Lot J project inches forward

Lot J project inches forward
The proposed $500 million Lot J project includes a Live! Arena entertainment district, a 200-room boutique hotel, a 300-unit residential tower and an office building.

A half-billion-dollar project that will transform a parking lot in the downtown sports complex area into a soaring mixed-use development is getting some traction this first quarter. The demolition of the Hart Bridge offramps is set to begin sometime soon, and the Downtown Investment Authority (DIA) has given the go-ahead for soil and water testing.

City leaders say the testing is a positive sign of more development to come for the much-anticipated mixed-use project headed in part by Jaguars’ owner Shad Khan.

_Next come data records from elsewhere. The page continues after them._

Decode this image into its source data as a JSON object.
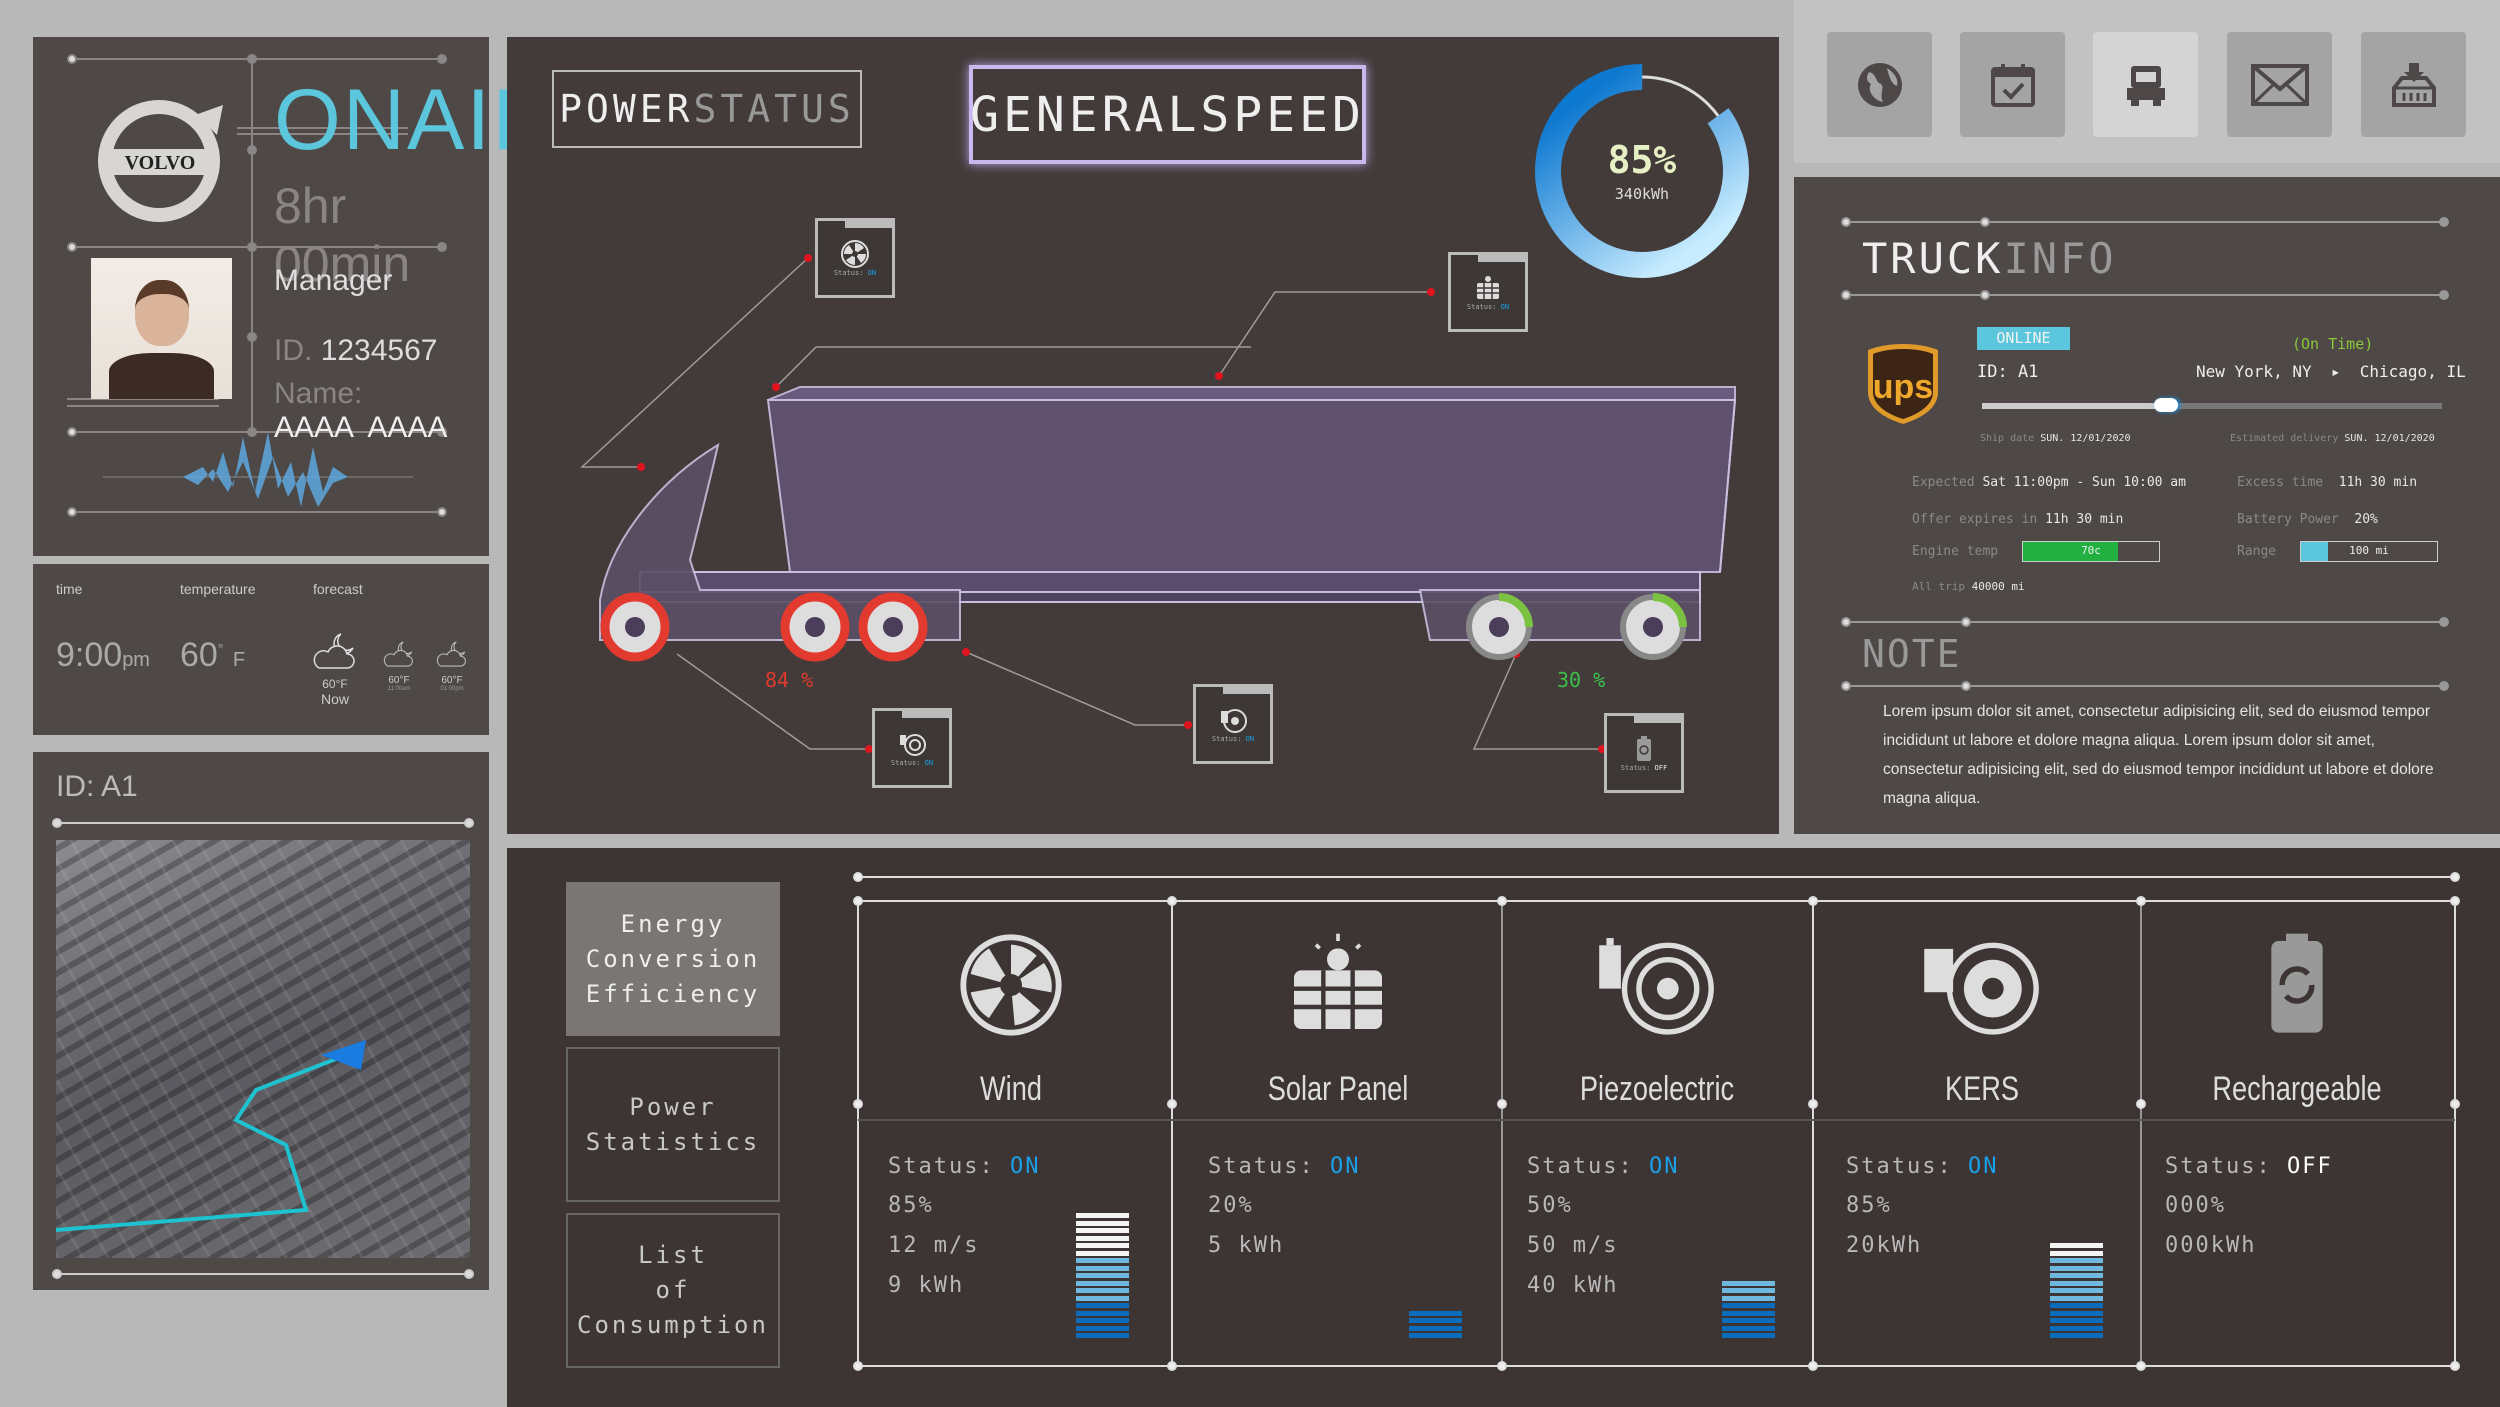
{
  "profile": {
    "brand": "VOLVO",
    "title": "ONAIR",
    "duration": "8hr 00min",
    "role": "Manager",
    "id_label": "ID.",
    "id_value": "1234567",
    "name_label": "Name:",
    "name_value": "AAAA  AAAA"
  },
  "weather": {
    "time_label": "time",
    "temp_label": "temperature",
    "forecast_label": "forecast",
    "time": "9:00",
    "time_suffix": "pm",
    "temp": "60",
    "temp_unit": "F",
    "forecast": [
      {
        "temp": "60°F",
        "label": "Now"
      },
      {
        "temp": "60°F",
        "label": "11:00am"
      },
      {
        "temp": "60°F",
        "label": "01:00pm"
      }
    ]
  },
  "map": {
    "title": "ID: A1"
  },
  "center": {
    "power_status": {
      "a": "POWER",
      "b": "STATUS"
    },
    "general_speed": "GENERALSPEED",
    "gauge": {
      "percent": 85,
      "label": "85%",
      "energy": "340kWh"
    },
    "wheel_left_pct": "84 %",
    "wheel_right_pct": "30 %",
    "status_boxes": [
      {
        "prefix": "Status:",
        "state": "ON",
        "icon": "fan-icon"
      },
      {
        "prefix": "Status:",
        "state": "ON",
        "icon": "solar-panel-icon"
      },
      {
        "prefix": "Status:",
        "state": "ON",
        "icon": "piezo-icon"
      },
      {
        "prefix": "Status:",
        "state": "ON",
        "icon": "kers-icon"
      },
      {
        "prefix": "Status:",
        "state": "OFF",
        "icon": "battery-icon"
      }
    ]
  },
  "top_nav": [
    {
      "icon": "globe-icon"
    },
    {
      "icon": "calendar-check-icon"
    },
    {
      "icon": "truck-icon",
      "active": true
    },
    {
      "icon": "envelope-icon"
    },
    {
      "icon": "download-box-icon"
    }
  ],
  "truck_info": {
    "title_a": "TRUCK",
    "title_b": "INFO",
    "carrier": "ups",
    "status": "ONLINE",
    "on_time": "(On Time)",
    "id": "ID: A1",
    "route": "New York, NY  ▸  Chicago, IL",
    "progress": 0.4,
    "ship_label": "Ship date",
    "ship_date": "SUN. 12/01/2020",
    "eta_label": "Estimated delivery",
    "eta_date": "SUN. 12/01/2020",
    "expected_label": "Expected",
    "expected": "Sat 11:00pm - Sun 10:00 am",
    "excess_label": "Excess time",
    "excess": "11h 30 min",
    "offer_label": "Offer expires in",
    "offer": "11h 30 min",
    "battery_label": "Battery Power",
    "battery": "20%",
    "engine_label": "Engine temp",
    "engine": "70c",
    "engine_level": 0.7,
    "range_label": "Range",
    "range": "100 mi",
    "range_level": 0.2,
    "trip_label": "All trip",
    "trip": "40000 mi"
  },
  "note": {
    "title": "NOTE",
    "text": "Lorem ipsum dolor sit amet, consectetur adipisicing elit, sed do eiusmod tempor incididunt ut labore et dolore magna aliqua. Lorem ipsum dolor sit amet, consectetur adipisicing elit, sed do eiusmod tempor incididunt ut labore et dolore magna aliqua."
  },
  "menu": [
    {
      "label": "Energy\nConversion\nEfficiency",
      "active": true
    },
    {
      "label": "Power\nStatistics"
    },
    {
      "label": "List\nof\nConsumption"
    }
  ],
  "sources": [
    {
      "name": "Wind",
      "status_label": "Status:",
      "status": "ON",
      "values": [
        "85%",
        "12 m/s",
        "9 kWh"
      ],
      "bars": {
        "white": 6,
        "light": 6,
        "dark": 5
      }
    },
    {
      "name": "Solar Panel",
      "status_label": "Status:",
      "status": "ON",
      "values": [
        "20%",
        "5 kWh"
      ],
      "bars": {
        "white": 0,
        "light": 0,
        "dark": 4
      }
    },
    {
      "name": "Piezoelectric",
      "status_label": "Status:",
      "status": "ON",
      "values": [
        "50%",
        "50 m/s",
        "40 kWh"
      ],
      "bars": {
        "white": 0,
        "light": 3,
        "dark": 5
      }
    },
    {
      "name": "KERS",
      "status_label": "Status:",
      "status": "ON",
      "values": [
        "85%",
        "20kWh"
      ],
      "bars": {
        "white": 2,
        "light": 6,
        "dark": 5
      }
    },
    {
      "name": "Rechargeable",
      "status_label": "Status:",
      "status": "OFF",
      "values": [
        "000%",
        "000kWh"
      ],
      "bars": {
        "white": 0,
        "light": 0,
        "dark": 0
      }
    }
  ],
  "colors": {
    "accent": "#1aa0e8",
    "cyan": "#5bc6dc",
    "red": "#e23a2e",
    "green": "#7cc242",
    "panel": "#4e4846"
  }
}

The project is referred to as Lot J because it’s to be constructed on what is now TIAA Bank Field’s Lot J parking lot on the southwest corner of the station. The proposed $500-million Lot J project is to include a Live! Arena entertainment district, a 200-room boutique hotel, a 300-unit residential tower and an office building in between Bay and East Adams streets. Khan’s company, Iguana Investments, has partnered with Baltimore-based Cordish Companies to develop the project.

Lot J project inches forward
Lot J project inches forward

Developers got the OK for the testing in late October, and DIA Executive Director Lori Boyer said she saw the testing as a good sign for the project, which the City is trying to nourish and grow.

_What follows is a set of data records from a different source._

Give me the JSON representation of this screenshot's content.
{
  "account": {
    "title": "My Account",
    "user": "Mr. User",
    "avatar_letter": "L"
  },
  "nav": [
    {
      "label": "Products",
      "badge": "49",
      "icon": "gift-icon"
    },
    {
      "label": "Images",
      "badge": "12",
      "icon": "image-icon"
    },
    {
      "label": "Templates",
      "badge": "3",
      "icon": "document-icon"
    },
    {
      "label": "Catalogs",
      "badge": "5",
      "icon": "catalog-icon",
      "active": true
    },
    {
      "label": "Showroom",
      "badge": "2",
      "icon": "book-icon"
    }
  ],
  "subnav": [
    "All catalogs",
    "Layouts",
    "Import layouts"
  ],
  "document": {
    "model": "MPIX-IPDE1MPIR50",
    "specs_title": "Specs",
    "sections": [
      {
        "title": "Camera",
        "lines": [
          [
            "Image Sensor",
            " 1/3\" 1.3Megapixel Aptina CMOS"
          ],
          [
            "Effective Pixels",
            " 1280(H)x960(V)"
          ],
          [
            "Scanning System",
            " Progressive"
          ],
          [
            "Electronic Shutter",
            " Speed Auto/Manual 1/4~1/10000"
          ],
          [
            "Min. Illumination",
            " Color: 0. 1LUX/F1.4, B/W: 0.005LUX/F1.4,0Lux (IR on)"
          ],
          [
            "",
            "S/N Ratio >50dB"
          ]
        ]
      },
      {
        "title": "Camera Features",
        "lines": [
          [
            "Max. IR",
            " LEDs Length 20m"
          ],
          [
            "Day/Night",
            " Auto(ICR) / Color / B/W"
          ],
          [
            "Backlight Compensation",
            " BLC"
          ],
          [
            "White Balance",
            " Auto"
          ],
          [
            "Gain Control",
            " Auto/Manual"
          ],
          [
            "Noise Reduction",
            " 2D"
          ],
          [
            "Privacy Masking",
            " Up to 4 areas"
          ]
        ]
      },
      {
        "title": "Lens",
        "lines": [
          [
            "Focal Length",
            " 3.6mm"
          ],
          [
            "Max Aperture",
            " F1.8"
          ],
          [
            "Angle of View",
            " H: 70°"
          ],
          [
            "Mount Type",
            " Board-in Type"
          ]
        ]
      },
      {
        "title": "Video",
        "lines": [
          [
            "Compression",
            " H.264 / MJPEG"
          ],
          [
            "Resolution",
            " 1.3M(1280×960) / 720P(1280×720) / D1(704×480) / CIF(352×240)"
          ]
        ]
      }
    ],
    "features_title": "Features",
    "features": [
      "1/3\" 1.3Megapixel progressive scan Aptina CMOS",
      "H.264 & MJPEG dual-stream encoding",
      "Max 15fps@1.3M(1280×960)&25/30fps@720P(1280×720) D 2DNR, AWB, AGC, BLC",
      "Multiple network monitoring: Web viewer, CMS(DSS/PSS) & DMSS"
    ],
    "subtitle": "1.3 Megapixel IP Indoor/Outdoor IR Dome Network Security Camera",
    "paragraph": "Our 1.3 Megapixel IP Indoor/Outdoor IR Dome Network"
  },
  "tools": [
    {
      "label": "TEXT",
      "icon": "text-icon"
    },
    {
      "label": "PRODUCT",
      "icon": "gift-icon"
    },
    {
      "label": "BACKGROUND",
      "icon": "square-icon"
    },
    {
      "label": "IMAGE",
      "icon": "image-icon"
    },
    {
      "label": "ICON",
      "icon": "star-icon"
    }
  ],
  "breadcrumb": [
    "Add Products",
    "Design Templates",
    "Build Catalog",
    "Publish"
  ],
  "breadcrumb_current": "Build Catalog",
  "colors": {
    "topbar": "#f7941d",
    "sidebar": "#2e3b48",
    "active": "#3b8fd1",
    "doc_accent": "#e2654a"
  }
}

“(The testing) will facilitate the project coming out of the ground more quickly and it is an indication that the development team is willing to spend money on design and engineering even though we don’t have the final documentation approved by the council,” Boyer said. “They are moving forward, and they are paying these people to do that, so it is not purely hypothetical, this proposed development. We hear some of that, but here is an example of them putting concrete funding in for them to move the project to the next step.”

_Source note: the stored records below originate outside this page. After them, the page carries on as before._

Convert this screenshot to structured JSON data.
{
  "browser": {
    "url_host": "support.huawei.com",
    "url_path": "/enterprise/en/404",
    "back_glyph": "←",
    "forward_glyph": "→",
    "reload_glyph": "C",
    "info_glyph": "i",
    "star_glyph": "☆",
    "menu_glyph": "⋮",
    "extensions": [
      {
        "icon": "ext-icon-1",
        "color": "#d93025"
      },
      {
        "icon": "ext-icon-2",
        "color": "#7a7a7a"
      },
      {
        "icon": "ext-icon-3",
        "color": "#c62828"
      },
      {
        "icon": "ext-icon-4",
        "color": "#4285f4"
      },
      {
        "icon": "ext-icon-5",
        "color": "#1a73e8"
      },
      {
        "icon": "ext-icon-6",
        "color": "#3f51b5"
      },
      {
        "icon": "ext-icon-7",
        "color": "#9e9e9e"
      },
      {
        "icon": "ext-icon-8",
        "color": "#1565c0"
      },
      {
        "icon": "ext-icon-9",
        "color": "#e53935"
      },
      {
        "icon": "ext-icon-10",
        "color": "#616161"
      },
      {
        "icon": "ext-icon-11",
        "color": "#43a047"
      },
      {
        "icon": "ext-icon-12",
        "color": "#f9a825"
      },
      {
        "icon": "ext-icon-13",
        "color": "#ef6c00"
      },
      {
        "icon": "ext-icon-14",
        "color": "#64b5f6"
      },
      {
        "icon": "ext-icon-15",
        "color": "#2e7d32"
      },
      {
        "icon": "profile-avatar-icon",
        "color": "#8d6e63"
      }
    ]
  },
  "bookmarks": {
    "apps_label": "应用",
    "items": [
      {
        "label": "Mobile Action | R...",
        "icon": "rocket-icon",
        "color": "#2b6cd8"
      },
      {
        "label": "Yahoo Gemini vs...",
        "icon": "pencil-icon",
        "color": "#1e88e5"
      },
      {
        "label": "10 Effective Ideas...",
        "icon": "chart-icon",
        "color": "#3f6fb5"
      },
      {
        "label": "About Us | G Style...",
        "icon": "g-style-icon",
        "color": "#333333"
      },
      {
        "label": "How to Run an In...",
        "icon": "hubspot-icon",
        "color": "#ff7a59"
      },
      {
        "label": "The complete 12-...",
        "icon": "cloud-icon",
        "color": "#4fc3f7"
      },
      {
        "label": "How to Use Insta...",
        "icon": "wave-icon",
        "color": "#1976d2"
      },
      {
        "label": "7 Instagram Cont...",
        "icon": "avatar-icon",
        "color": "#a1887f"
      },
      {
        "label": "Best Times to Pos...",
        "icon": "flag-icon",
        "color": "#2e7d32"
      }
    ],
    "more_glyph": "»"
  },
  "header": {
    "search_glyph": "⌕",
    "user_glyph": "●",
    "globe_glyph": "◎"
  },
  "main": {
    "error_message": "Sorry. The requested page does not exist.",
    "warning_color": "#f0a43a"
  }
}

Khan spoke about the project during the 2019 Jaguars State of the Franchise. “If it was easy, it would have been done probably 50 years ago. Obviously, it is something even way before my time, there have been many attempts made, unsuccessfully. But I think it’s very, very important, and we are committed more so than ever. Things change, we look for a different way to get it done – the vitality, the energy, the economic growth, the difference making, all of that really belongs here,” he said.

Jaguars’ President Mark Lamping said that the project was expected to begin in 2020 and would take 18 months.

“It’s something that’s necessary, and it’s something that the time is now,” Lamping said. “We can’t continue to wait. We have talked year in and year out, that we’re only going to be as strong as downtown Jacksonville. Through the partnership with [Jacksonville Mayor Lenny Curry], and his staff, hopefully we can get this going and get cranes visible in downtown Jacksonville for the first time in a long time.”